I was able to embrace the enormous hospitality of the Iranian people whom, which I must admit, truly caught me by surprise. I remember immediately thinking about all the things I had heard about this country especially in respect of its politics and I thought a lot about the controversial information that is generated on a daily basis by the TV, newspapers and social media and which in no way reflected on my actual experience.
While in Iran, I had a mission to carry out which was assigned to me by a friend. I had to find someone, a gentleman named Reza as I had a gift for him, a photographic book. Locating him was not easy but with the help of the locals I was successful.
I realise that riding a bike provides me with many opportunities and as is often the case, I am allowed to pass through places otherwise considered inaccessible.
I stayed in Tehran, an extremely chaotic, immense metropolis, with definitively “important” traffic jams. In my opinion, it is a city that is in stark contrast with its surroundings.
Looking north towards the Caspian Sea, I head towards Darband which in Persian literally means “gateway” or “door of the mountain”. From here, I take a highly tortuous path that runs along a river and at the edge of the path there are numerous restaurants and stalls. The temperature is slightly lower and you can certainly breathe easier than in the city. I am offered the opportunity to relax but instead I decide to proceed with my journey. I am told that the trail continues for many kilometers and if I am not mistaken it is possible to climb to an altitude of almost 2500m. It is definitely not the kind of feat I am looking for and decide to go back and visit the Tajrish Mosque. The latter houses the tomb of the son of the fourth Imam, the outer square leads to the famous Bazzar of Tajrish where you can admire the bright colours of the vibrant fabrics and goods for sale, as well as the pungent and distinctive scents of the spices that surround the entire market.
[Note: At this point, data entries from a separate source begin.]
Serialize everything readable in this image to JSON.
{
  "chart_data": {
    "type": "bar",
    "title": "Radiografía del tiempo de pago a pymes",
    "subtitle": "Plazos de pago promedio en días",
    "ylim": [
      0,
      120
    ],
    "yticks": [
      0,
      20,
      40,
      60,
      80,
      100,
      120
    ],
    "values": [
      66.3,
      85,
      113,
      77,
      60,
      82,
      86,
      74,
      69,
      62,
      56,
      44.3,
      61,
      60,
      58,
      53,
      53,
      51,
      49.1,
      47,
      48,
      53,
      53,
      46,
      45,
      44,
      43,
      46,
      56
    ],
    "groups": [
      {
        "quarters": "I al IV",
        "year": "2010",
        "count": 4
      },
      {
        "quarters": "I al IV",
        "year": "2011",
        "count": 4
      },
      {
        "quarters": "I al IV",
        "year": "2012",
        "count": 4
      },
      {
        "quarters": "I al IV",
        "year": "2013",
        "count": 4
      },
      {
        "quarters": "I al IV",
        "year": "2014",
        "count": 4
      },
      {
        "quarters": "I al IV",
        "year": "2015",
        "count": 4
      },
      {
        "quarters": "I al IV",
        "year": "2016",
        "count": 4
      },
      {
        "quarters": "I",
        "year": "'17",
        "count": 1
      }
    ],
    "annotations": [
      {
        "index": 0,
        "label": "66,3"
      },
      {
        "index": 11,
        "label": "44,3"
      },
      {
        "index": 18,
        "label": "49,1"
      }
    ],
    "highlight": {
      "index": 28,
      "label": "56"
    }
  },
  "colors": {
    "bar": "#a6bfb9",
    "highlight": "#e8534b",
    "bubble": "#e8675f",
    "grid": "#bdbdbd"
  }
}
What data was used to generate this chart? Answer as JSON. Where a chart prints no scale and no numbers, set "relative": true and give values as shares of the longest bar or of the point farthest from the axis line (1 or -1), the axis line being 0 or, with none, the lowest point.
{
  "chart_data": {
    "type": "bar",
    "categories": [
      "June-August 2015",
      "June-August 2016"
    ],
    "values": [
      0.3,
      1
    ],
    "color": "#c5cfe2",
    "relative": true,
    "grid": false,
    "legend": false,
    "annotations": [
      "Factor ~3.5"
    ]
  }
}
“… The encounters with people today were numerous and I realise that my journey is much more about situations and events rather than famous places to visit and this I must admit, I like a lot … but ultimately, people always leave something within you …”
It is now time to change destination and leaving the metropolis of Tehran behind I head towards Esfahal. I got to know how it feels to spend the night sleeping in a tent in the middle of the desert, with a small ember used to cook skewers of meat illuminating the sand golden. We ate laid out comfortably on soft Persian rugs and the view of the sunset on the dunes was extremely impressive, an emotion that I am happy to have experienced … during the night we also encountered a small desert fox to which we offered a small morsel of meat.
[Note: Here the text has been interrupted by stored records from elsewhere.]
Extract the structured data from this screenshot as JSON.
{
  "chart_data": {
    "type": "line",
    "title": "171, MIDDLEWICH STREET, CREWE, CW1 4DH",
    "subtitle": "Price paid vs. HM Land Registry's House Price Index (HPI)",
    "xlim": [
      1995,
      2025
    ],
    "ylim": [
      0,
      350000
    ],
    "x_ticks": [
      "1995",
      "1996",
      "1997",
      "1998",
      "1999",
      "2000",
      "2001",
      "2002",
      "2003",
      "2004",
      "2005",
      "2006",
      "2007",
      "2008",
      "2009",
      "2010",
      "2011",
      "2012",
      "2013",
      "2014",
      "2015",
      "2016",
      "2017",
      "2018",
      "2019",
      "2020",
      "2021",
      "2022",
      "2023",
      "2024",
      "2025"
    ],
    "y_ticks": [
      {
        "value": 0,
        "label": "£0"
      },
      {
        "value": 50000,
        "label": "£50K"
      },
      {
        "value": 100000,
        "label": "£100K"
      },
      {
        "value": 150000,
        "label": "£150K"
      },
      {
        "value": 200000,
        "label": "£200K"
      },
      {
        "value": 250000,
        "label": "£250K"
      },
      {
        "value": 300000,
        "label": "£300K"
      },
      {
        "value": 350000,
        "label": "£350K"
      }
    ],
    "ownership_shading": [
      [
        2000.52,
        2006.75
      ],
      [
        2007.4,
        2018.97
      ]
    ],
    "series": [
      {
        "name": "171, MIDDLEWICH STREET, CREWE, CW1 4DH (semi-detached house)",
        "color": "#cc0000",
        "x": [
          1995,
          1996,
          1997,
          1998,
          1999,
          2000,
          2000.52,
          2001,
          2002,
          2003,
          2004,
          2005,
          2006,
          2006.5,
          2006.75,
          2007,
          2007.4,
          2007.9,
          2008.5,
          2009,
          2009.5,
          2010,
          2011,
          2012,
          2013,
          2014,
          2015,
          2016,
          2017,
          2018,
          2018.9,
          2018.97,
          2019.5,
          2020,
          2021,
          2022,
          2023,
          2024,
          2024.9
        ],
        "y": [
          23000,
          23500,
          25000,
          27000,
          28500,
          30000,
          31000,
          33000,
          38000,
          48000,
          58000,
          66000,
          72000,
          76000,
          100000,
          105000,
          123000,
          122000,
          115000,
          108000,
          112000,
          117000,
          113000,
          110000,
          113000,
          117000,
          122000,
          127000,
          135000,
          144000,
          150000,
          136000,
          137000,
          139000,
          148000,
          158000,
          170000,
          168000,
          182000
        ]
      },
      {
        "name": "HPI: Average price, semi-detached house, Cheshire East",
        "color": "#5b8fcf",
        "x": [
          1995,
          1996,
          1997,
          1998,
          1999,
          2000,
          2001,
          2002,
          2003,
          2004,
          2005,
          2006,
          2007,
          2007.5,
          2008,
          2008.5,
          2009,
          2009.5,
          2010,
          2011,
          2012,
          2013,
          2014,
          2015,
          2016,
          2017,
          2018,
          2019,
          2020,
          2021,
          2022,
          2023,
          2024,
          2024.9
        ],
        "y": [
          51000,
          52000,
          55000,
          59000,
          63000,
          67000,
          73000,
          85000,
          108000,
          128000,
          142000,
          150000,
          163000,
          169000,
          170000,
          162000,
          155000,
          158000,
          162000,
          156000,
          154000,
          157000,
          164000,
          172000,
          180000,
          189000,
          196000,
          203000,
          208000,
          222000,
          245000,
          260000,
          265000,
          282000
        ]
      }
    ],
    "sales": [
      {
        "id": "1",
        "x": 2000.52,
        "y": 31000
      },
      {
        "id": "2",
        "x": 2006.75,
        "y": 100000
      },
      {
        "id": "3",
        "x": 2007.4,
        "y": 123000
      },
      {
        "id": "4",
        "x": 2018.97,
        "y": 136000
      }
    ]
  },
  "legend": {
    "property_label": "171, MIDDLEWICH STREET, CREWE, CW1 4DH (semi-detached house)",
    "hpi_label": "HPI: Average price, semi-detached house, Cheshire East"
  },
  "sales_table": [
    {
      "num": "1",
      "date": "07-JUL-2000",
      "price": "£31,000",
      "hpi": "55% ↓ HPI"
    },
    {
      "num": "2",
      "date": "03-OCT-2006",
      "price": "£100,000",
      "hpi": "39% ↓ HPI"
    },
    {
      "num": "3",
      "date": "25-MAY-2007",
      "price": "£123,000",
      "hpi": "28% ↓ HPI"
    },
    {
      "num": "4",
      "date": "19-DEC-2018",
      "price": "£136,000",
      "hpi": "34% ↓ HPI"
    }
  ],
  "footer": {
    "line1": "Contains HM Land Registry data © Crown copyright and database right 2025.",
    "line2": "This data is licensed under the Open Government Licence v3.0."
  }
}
The temperature was always around a very hot 40 degrees and my motorcycle clothing did nothing to help cool me off.
I then head towards Shiraz to visit Persepolis, or the City of Persia (from Ancient Greek). Its ruins are majestic and demonstrate the grandeur of this city during the Achaemenid Empire, a destination that I had set out to definitely visit and I am really glad I did. After walking along the grand staircase, arriving at the Porta delle Nazioni (the gateway to the nations) leaves you speechless as does the “sala delle 100 colonne” (the hall of 100 columns). It is impossible to describe in words either the sumptuousness of this site or the emotions it evokes.
The last day in Iran was an intense day of non-stop travelling, heading towards Kerman where I continued east after passing close to the airport and through the city of Ban until I reached Zahedan which sits on the border with Pakistan.